Küresel ekonomi 2012 yılında en fazla yine Euro Bölgesi krizinden etkilenecek. Euro Bölgesinde ekonomik daralma bekleniyor. 2012 büyüme oranı eksi 0.4 tahmin ediliyor. Daralma ve yüksek borçlanma maliyetleri , borç sorununu devam ettirecek gibi görünüyor. Kemer sıkma politikaları uygulamak zorunda kalan ülkelerde ortaya çıkan toplumsal direnç ve özellikle seçimler nedeniyle , ekonomik istikrarı sağlamanın zor olduğu görülüyor. Kaldı ki bu sorunların kısa sürede çözülmesi de beklenmiyor… Ayrıca doğal olarak tüm Dünya Avrupa’daki borç krizinden ve durgunluktan olumsuz etkilenmektedir.
Türkiye’ dış ticaretinin yüzde 45’ini Avrupa ile yapıyor. Bu nedenle Avrupa da dış talebin düşmesi , Türkiye’nin ihracatını olumsuz etkileyecektir.
ABD ‘de 2012 büyüme oranının , 2011 e göre çok az artı farkla yüzde 2.3 olacağı bekleniyor. Ayrıca 2011 yılında yüzde 9 olan İşsizlik oranının Mart 2012 de yüzde 8.2’ye gerilemesi de , ABD’ ekonomisine daha pozitif görünüm kazandırıyor.
Dünya büyüme şampiyonu Çin’in de 2012 de sorunları olacaktır. Bunların başında, Mart ayında Gayrimenkul satışlarının ortalama yüzde 16 düşme olmasıdır. Yinede 2012 büyüme oranı yüzde 8.4 olarak bekleniyor. İkinci sırada Hindistan geliyor … Ve büyüme oranı yüzde 7.2 tahmin ediliyor.

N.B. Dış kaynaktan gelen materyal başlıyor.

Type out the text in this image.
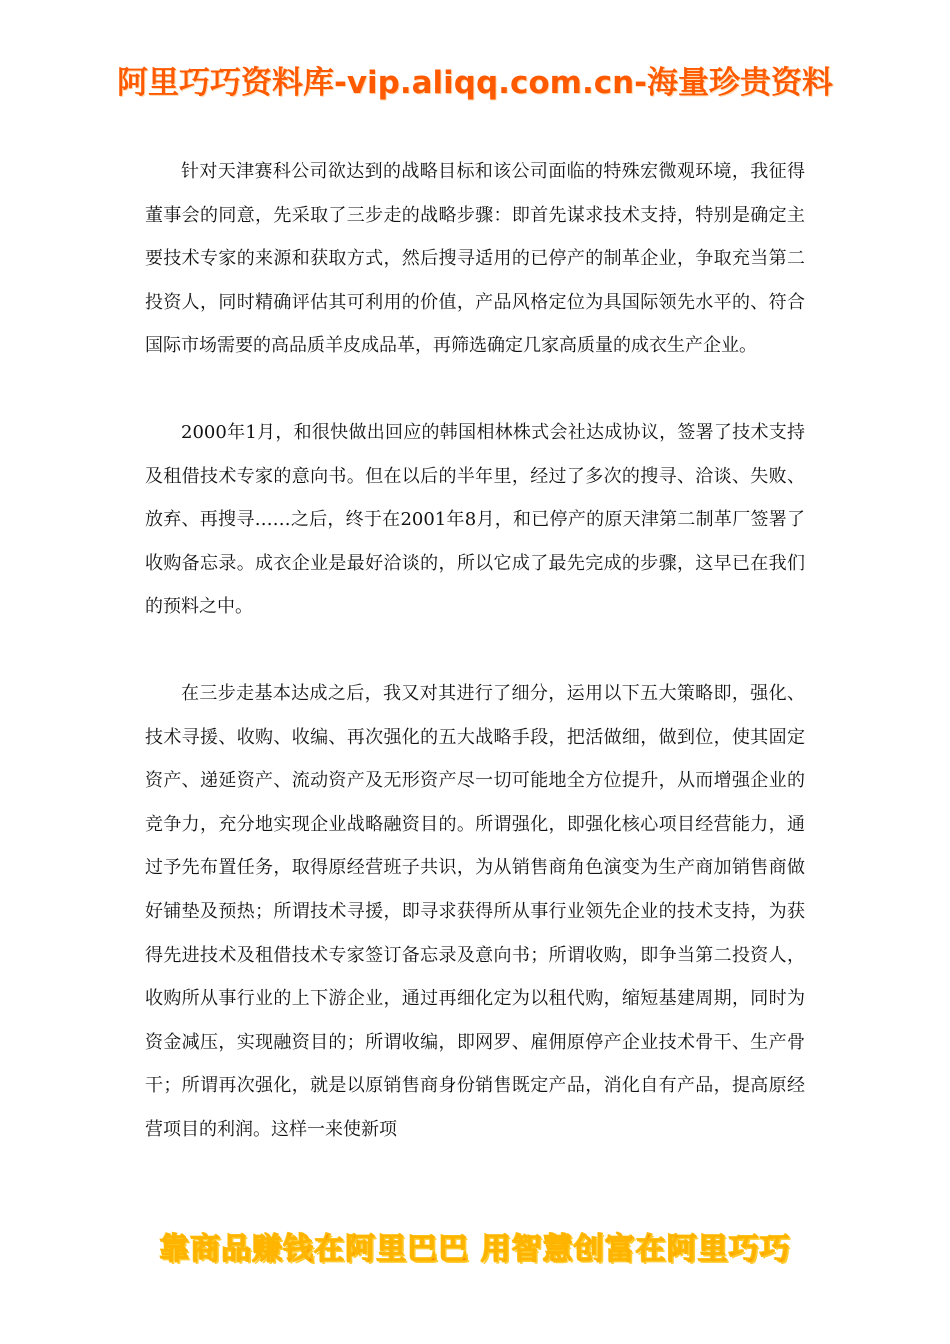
阿里巧巧资料库-vip.aliqq.com.cn-海量珍贵资料

针对天津赛科公司欲达到的战略目标和该公司面临的特殊宏微观环境，我征得董事会的同意，先采取了三步走的战略步骤：即首先谋求技术支持，特别是确定主要技术专家的来源和获取方式，然后搜寻适用的已停产的制革企业，争取充当第二投资人，同时精确评估其可利用的价值，产品风格定位为具国际领先水平的、符合国际市场需要的高品质羊皮成品革，再筛选确定几家高质量的成衣生产企业。

2000年1月，和很快做出回应的韩国相林株式会社达成协议，签署了技术支持及租借技术专家的意向书。但在以后的半年里，经过了多次的搜寻、洽谈、失败、放弃、再搜寻……之后，终于在2001年8月，和已停产的原天津第二制革厂签署了收购备忘录。成衣企业是最好洽谈的，所以它成了最先完成的步骤，这早已在我们的预料之中。

在三步走基本达成之后，我又对其进行了细分，运用以下五大策略即，强化、技术寻援、收购、收编、再次强化的五大战略手段，把活做细，做到位，使其固定资产、递延资产、流动资产及无形资产尽一切可能地全方位提升，从而增强企业的竞争力，充分地实现企业战略融资目的。所谓强化，即强化核心项目经营能力，通过予先布置任务，取得原经营班子共识，为从销售商角色演变为生产商加销售商做好铺垫及预热；所谓技术寻援，即寻求获得所从事行业领先企业的技术支持，为获得先进技术及租借技术专家签订备忘录及意向书；所谓收购，即争当第二投资人，收购所从事行业的上下游企业，通过再细化定为以租代购，缩短基建周期，同时为资金减压，实现融资目的；所谓收编，即网罗、雇佣原停产企业技术骨干、生产骨干；所谓再次强化，就是以原销售商身份销售既定产品，消化自有产品，提高原经营项目的利润。这样一来使新项

靠商品赚钱在阿里巴巴 用智慧创富在阿里巧巧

Çin ve Hindistan Gelişmekte olan ülkeler büyüme ortalamasını da artırıyor. Asya Pasifik ülkelerinde yüzde 5, Latin Amerika’da yüzde 3.7 , Doğu Avrupa’da yüzde 2.8 büyüme tahmin ediliyor.
Küresel enflasyona gelince , Dünya ortalaması yüzde 3 olarak bekleniyor. Hindistan , Latin Amerika ve Doğu Avrupa’da ise , sırasıyla yüzde yüzde 7 , yüzde 6 ve yüzde 6.4 gibi daha yüksek enflasyon yaşanacağı anlaşılıyor. Türkiye de yıl sonu enflasyon hedefi yüzde 6’dır .Ancak bu hedefin tutma olasılığı düşüktür. Türkiye bu sene yüzde 6’dan daha yüksek enflasyon yaşayacaktır.
Dünkü yazımda , Dünyada yoksullaşmanın tırmandığını vurgulamıştım. Dünya nimetlerinden yararlanma ve toplumsal refah olarak, çarpıcı ekonomik çelişkilerin olmadığı bir dünya hiç olmayacaktır. Çünkü sistem bu adaletsizlik üstüne kurulmuştur. Söz gelimi gelir dağılımı ne kadar bozuk olursa , devlet müdahalesinin düşük olduğu toplumlarda , o kadar çok sermaye birikimi olur.
Gelişmiş ekonomiler Dünya nüfusunun yüzde 15’ini oluşturuyor. Buna karşılık Milli gelirleri toplamı 42 trilyon dolardır. Gelişmekte olan ülkeler ise dünya nüfusunun yüzde 85’ini oluşturuyor. Milli gelirleri toplamı ise gelişmiş ülkeler milli gelirinin yarısı yarısı kadar, 21.5 trilyon dolardır.
Yani gelişmiş ülkelerde fert başına düşen milli gelir , gelişmekte olan ülkelerin 11 katıdır.
Türkiye 2010 yılında , GSYH büyüklüğü olarak dünya sıralamasında 17 sırada iken , 2011 yılında 18 sıraya gerilemiştir. Oysaki 2011 yılı büyüme oranı yüzde 8.5 olmuştur. Buna rağmen Türkiye GSYH’sının sıralamada gerilemesine , 2011 yılında dolar kurundaki artış olmuştur.
Fert başına milli gelir sıralamasında ise , 10.576 dolarla , Türkiye dünya sıralamasında 62. sırada yer almaktadır.